Exacerbation of pain by anxiety is associated with activity in a hippocampal network

Abstract

It is common clinical experience that anxiety about pain can exacerbate the pain sensation. Using event-related functional magnetic resonance imaging (FMRI), we compared activation responses to noxious thermal stimulation while perceived pain intensity was manipulated by changes in either physical intensity or induced anxiety. One visual signal, which reliably predicted noxious stimulation of moderate intensity, came to evoke low anxiety about the impending pain. Another visual signal was followed by the same, moderate-intensity stimulation on most of the trials, but occasionally by discriminably stronger noxious stimuli, and came to evoke higher anxiety. We found that the entorhinal cortex of the hippocampal formation responded differentially to identical noxious stimuli, dependent on whether the perceived pain intensity was enhanced by pain-relevant anxiety. During this emotional pain modulation, entorhinal responses predicted activity in closely connected, affective (perigenual cingulate), and intensity coding (mid-insula) areas.

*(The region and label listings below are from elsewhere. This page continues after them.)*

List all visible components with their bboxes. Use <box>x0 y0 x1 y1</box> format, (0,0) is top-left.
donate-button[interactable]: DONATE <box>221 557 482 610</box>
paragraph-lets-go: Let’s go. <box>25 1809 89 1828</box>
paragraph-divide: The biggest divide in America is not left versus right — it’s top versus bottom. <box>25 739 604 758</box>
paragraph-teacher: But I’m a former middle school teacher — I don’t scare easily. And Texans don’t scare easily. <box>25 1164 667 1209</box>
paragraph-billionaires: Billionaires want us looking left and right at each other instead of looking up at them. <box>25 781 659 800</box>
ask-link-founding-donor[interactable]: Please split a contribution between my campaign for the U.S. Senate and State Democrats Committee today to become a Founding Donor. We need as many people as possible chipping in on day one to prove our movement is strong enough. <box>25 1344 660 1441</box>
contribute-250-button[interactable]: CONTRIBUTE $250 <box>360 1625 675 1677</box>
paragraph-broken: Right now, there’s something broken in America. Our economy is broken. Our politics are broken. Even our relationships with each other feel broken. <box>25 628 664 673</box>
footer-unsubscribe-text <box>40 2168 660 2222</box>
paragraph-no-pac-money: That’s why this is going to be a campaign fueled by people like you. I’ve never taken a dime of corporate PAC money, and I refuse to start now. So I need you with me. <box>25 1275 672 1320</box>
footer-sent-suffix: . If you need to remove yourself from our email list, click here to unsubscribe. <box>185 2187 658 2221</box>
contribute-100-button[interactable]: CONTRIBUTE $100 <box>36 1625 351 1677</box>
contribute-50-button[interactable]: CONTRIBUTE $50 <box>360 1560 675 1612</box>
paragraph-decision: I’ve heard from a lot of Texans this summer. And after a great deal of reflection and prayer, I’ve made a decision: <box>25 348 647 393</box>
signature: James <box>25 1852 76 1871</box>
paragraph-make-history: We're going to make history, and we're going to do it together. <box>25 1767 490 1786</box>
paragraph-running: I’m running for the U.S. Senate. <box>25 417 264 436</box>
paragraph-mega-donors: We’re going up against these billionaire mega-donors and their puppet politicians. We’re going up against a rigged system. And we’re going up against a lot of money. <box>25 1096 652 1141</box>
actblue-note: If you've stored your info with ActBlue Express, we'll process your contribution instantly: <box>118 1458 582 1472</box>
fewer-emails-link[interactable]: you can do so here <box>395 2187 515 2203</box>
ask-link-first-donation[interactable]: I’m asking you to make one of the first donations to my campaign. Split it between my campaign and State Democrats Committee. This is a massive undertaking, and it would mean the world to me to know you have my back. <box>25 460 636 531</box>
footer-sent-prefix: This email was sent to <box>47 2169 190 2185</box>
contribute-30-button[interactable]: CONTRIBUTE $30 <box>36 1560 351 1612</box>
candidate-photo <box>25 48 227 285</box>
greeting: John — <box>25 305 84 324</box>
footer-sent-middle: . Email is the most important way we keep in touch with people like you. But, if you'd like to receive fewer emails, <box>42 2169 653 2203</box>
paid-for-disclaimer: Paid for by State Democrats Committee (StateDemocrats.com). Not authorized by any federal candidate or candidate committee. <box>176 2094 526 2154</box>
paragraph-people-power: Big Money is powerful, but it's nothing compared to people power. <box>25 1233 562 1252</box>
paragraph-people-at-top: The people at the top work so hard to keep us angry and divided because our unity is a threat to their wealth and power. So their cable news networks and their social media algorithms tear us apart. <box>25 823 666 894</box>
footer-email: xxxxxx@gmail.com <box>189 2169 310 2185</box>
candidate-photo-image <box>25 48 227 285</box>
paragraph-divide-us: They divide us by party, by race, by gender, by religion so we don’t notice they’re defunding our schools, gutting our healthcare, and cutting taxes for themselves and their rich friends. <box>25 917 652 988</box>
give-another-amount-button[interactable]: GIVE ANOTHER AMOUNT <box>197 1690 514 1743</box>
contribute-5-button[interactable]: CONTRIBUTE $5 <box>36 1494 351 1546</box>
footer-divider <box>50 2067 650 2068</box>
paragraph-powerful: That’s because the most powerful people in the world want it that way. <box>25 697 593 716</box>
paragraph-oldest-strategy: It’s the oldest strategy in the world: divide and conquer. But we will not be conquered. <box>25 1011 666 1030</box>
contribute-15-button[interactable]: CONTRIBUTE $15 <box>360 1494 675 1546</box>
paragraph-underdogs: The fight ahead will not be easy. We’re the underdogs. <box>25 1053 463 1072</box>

Our finding suggests that accurate preparatory information during medical and dental procedures alleviates pain by disengaging the hippocampus. It supports the proposal that during anxiety, the hippocampal formation amplifies aversive events to prime behavioral responses that are adaptive to the worst possible outcome.

Figures

Fig. 1.

Relevant experimental conditions. Visual signals predicted painful heat stimulation to the back of the left hand. Painful stimulation was delivered either at a lower (LT) or at a discriminably higher (HT) temperature. One visual signal (here:triangle) was consistently followed by LT and came to evoke low anxiety (LA). Another signal (here:square) was followed by LT on most of the trials, but occasionally by HT, and came to evoke higher anxiety (HA). We studied anxiety-induced increases in perceived pain intensity by comparing brain responses to pain in conditions LT/HA and LT/LA. We also assessed temperature-induced increases in perceived pain intensity by comparing brain responses to pain in conditions HT/HA and LT/HA.

Fig. 2.

Behavioral results. A, Ratings of anxiety during presentation of signals HA and LA before the onset of pain LT (bench control group, mean ± one SEM). B, Heart rate changes during presentation of signals HA and LA (scanner group, mean ± one SEM). C, Ratings of perceived pain intensity in conditions LT/LA, LT/HA, and HT/HA (scanner group, mean ± one SEM).

Fig. 3.

Group Z value maps thresholded atp < 0.001 and superimposed on an average anatomical MRI of participating subjects in Talairach space (radiological convention). A, Significant activations associated with temperature-related increases in perceived pain (HT/HA vs LT/HA). The coronal view (left, y= −16) shows activations bilaterally in primary somatosensory cortex (SI), dorsal margin of the posterior insula (pI), thalamus, midcingulate cortex, and in the right hippocampus. The horizontal view (right,z = −14) depicts bilateral hippocampus as well as orbitofrontal cortex. B, Anxiety-related increases in perceived pain (LT/HA vs LT/LA) are associated with significant activation in the left entorhinal cortex. The activation area is shown in coronal (left, y = −16) and horizontal (right, z = −26) view.C, Areas showing activity significantly correlated with the entorhinal FMRI signal during pain modulation by anxiety (LT/HA and LT/LA). The coronal view (left, y = 36) and the horizontal view (right,z = 6) show activation in the perigenual cingulate cortex, and the horizontal view depicts bilateral activity in the mid-insular and parainsular cortices.

Fig. 4.

Significantly different hemodynamic responses in the hippocampus proper and entorhinal cortex (group mean ± one SEM). Regional time courses of FMRI signal represent percentage of change from the rest period preceding each trial, averaged across trials and subjects. The period of painful stimulation is shaded.A, The hippocampus proper was significantly activated bilaterally during HT/HA (●) relative to LT/HA (▴).B, The left entorhinal cortex was significantly activated during LT/HA (▴) relative to LT/LA (▪), as well as relative to baseline. The right entorhinal cortex shows similar, but smaller responses, which is consistent with observations of left-lateralized processing of explicit aversive conditioning in the medial temporal lobes.